At the meeting, OPEC+ reiterated its commitment to maintaining a "stable and balanced oil market," even as the price of Brent crude continues to flirt with $90 a barrel.

Last Tuesday, President Joe Biden said rising gas prices are "a consequence of, thus far, the refusal of Russia or the OPEC nations to pump more oil."

OPEC+ meanwhile pointed to volatility in other energy markets like natural gas as a reason for rising crude prices. "Oil is not the problem," said Saudi oil minister, Prince Abdulaziz bin Salman, noting a graph showing a five-fold increase in European natural gas prices compared to a three-fold increase in oil prices since March.

Prince Salman's implication is that "OPEC+ is managing oil better than other sources of energy, so don't be critical of us," Bhushan Bahree, executive director at IHS Markit, told The New York Times.

Meanwhile, Russian Deputy Prime Minister Alexander Novak defended OPEC+'s decision, pointing to decreased fuel consumption in Europe last month as evidence that oil demand is still under pressure from the pandemic. Thus, a strategy of "gradual increase is the right one," he said.

The Biden Administration has floated tapping into the U.S. Strategic Petroleum Reserve as a way to stop up rising gas prices. But such a move would "only fill the gap during temporary production disruptions and not fix structural issues of underinvestment and rising demand," UBS Group strategist Giovanni Staunovo told Bloomberg.

Indeed, talks in Glasgow among world leaders about the transition to a clean energy future somewhat overshadowed OPEC+'s discussions.

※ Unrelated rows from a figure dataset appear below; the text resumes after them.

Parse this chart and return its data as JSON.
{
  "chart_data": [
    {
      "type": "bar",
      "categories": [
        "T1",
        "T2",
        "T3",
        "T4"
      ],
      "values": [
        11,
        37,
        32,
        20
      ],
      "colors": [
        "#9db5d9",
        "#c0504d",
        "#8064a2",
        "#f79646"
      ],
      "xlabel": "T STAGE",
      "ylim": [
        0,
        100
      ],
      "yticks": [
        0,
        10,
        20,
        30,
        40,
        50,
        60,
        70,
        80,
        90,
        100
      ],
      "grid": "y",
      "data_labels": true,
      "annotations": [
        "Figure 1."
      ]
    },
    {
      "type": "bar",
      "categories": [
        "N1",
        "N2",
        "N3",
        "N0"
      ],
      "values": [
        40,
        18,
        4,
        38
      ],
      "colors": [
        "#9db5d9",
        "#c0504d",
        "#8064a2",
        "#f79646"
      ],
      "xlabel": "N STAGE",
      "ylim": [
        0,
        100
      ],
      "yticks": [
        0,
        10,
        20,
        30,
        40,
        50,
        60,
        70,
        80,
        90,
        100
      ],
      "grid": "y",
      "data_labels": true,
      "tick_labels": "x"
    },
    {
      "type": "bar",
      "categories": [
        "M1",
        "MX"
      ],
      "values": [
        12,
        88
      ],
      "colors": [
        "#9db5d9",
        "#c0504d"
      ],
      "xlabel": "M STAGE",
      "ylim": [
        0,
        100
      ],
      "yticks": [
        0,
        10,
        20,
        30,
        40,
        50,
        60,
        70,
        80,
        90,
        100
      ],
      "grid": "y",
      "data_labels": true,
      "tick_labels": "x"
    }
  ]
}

There is likely a mounting frustration among OPEC+ members "at being asked to supply more barrels by Western leaders who are also calling for a rapid transition to renewables and an end to the age of oil," wrote Helima Croft, head of commodities research at RBC Capital Markets, in a note to clients.

With the writing seemingly on the wall for oil, Saudi Arabia, Russia, and Co likely want to take advantage of high crude prices while they still have the chance.

Oil's uncertain future also makes it hard for OPEC+ and even U.S. producers to justify investments that might lead to increased production." Who is going to invest for three years and four years," said Prince Salman concerning shifting energy policies across the globe.

With the oil business seemingly dying but demand for it continually rising, supply will likely have a hard time keeping up even as the world transitions to a future free of fossil fuels.

"If you cut off supply faster than demand moves away from fossil fuels, you are going to get high and volatile prices," Richard Bronze, head of geopolitics at Energy Aspects, told the New York Times.